Kernfusion · Faktenwissen

Was ist von den Fusions-Startups zu halten?

Auch: private Fusion · Commonwealth Fusion · Proxima Fusion · Helion

Kurzantwort

Seit den frühen 2020ern ist Fusion Privatsache geworden: Über 40 Unternehmen haben zusammen mehr als acht Milliarden Dollar eingesammelt – mehr, als staatliche Programme je pro Jahrzehnt hatten. Die Bandbreite reicht von seriösen Physik-Schwergewichten bis zu Präsentations-Optimismus; die Zeitpläne unterbieten ITER teils um Jahrzehnte. Der nüchterne Maßstab: Bis heute hat kein privates Unternehmen ein Plasma mit Nettoenergiegewinn erzeugt – die Beweisjahre laufen jetzt.

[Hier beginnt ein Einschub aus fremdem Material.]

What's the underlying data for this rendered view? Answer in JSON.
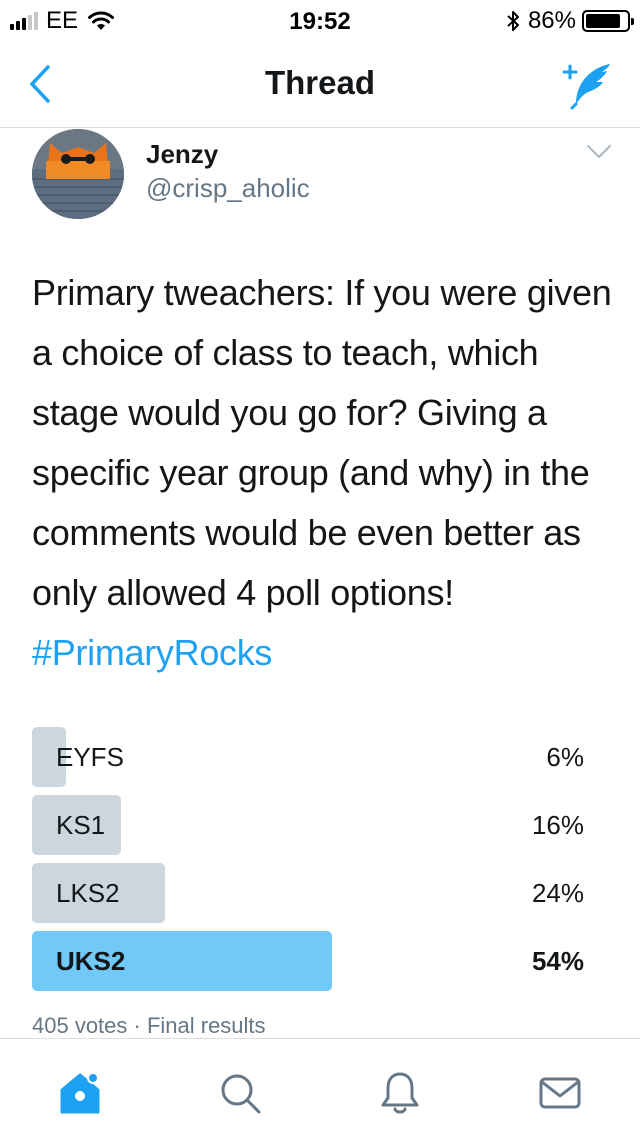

Wer ernst zu nehmen ist – ein Sortierraster statt Namensliste

Drei Prüffragen trennen Substanz von Show. Erstens: Baut das Unternehmen auf publizierter, begutachteter Physik auf? Commonwealth Fusion Systems (MIT-Ausgründung, über zwei Milliarden Dollar Kapital) etwa skaliert den bestverstandenen Weg – den Tokamak – mit neuen Hochtemperatur-Supraleitern zum kompakten SPARC, dessen erstes Plasma für 2026 angekündigt ist; das Münchner Proxima Fusion baut direkt auf den Wendelstein-7-X-Daten. Zweitens: Sind Meilensteine überprüfbar formuliert – „Q größer 1 bis Jahr X“ statt „Strom für alle bald“? Drittens: Wie sportlich ist der Kalender? Helions Liefervertrag mit Microsoft für Fusionsstrom ab 2028 ist der kühnste der Branche – bemerkenswert gerade deshalb, weil bei Nichterfüllung Strafzahlungen fällig werden. Deutschland spielt übrigens vorn mit: Neben Proxima arbeiten Focused Energy (Laserfusion, Darmstadt) und Marvel Fusion an eigenen Linien, flankiert von einem Bundes-Förderprogramm. Die ehrliche Gesamtlage: ernstzunehmende Physik, ambitionierte Finanzierung – und eine Branche, deren wichtigste Zahl (Q > 1 privat) noch aussteht.

Kurz-Fakten

Zahlenbasis: Fusion Industry Association, Unternehmensangaben

Einordnung

Die Startup-Welle ist das Beste, was der Fusion passieren konnte – Kapital, Tempo und Wettbewerb, wo Jahrzehnte Behördenkalender regierten – und zugleich eine Erwartungs-Blase mit Verfallsdatum: Zwischen 2026 und 2030 müssen die angekündigten Q-Beweise fallen. Dieses Lexikon hält es mit dem Prüfraster statt mit Fan- oder Spottkurven; die Ergebnisse tragen sich hier nach.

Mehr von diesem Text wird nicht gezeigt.